Implants, as with most artificial systems in the mouth, are not guaranteed for life. Regularly cleaning the implant and surrounding teeth is very important for long-term success of the implant, and this was often lacking with a person’s natural teeth.
Wax-free floss, interdental cleaning brushes and water flossers, as well as electric toothbrushes, are recommended. Hydrogen peroxide application can also be beneficial when inflammation is present.
If one takes care of the implant and the tissues surrounding it, the implant (or groups of them) will restore the ability to chew as well as one’s cosmetic appearance. Implants aid in preventing bone shrinking after extraction and generally preserve the health of the surrounding bone and gums, while also helping keep adjacent teeth stable and preventing over-eruption of the opposing tooth.
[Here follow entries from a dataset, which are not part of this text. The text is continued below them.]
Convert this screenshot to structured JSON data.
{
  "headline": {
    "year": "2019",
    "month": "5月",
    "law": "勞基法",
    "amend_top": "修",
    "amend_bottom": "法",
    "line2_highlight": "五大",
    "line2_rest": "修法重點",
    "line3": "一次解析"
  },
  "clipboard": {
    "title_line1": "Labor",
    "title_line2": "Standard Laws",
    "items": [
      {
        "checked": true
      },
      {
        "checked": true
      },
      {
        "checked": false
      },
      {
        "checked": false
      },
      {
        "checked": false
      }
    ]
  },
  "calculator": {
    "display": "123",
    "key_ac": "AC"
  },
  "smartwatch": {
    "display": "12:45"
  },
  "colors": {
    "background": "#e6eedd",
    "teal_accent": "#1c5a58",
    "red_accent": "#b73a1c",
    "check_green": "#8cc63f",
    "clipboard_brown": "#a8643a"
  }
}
For natural teeth, gingivitis (inflammation of the gums) can progress to the more damaging periodontitis. For implants, peri-implantitis with bone loss will be preceded by peri-implant mucositis.
Those whose healing ability has been compromised by heart disease, periodontal disease, or autoimmune diseases (like rheumatoid arthritis or diabetes) may not be good candidates for implants. Patients undergoing radiation therapy to the head and neck, and those taking heartburn and antidepressant medications, are also at risk. Heartburn medication can impede osseointegration by decreasing your bone’s ability to absorb calcium, and antidepressants impact your bone healing. They can even contribute to the development of osteoporosis.
Implants, although rather expensive, are definitely a second-chance opportunity to replace missing teeth, but they require the same amount, or more, care than natural teeth to continue to do so.
Practice excellent oral hygiene. Just as with your natural teeth, keep implants, artificial teeth, and gum tissue clean. Specially designed brushes, such as an interdental brush that slides between teeth, can help clean the nooks and crannies around teeth, gums, and metal posts.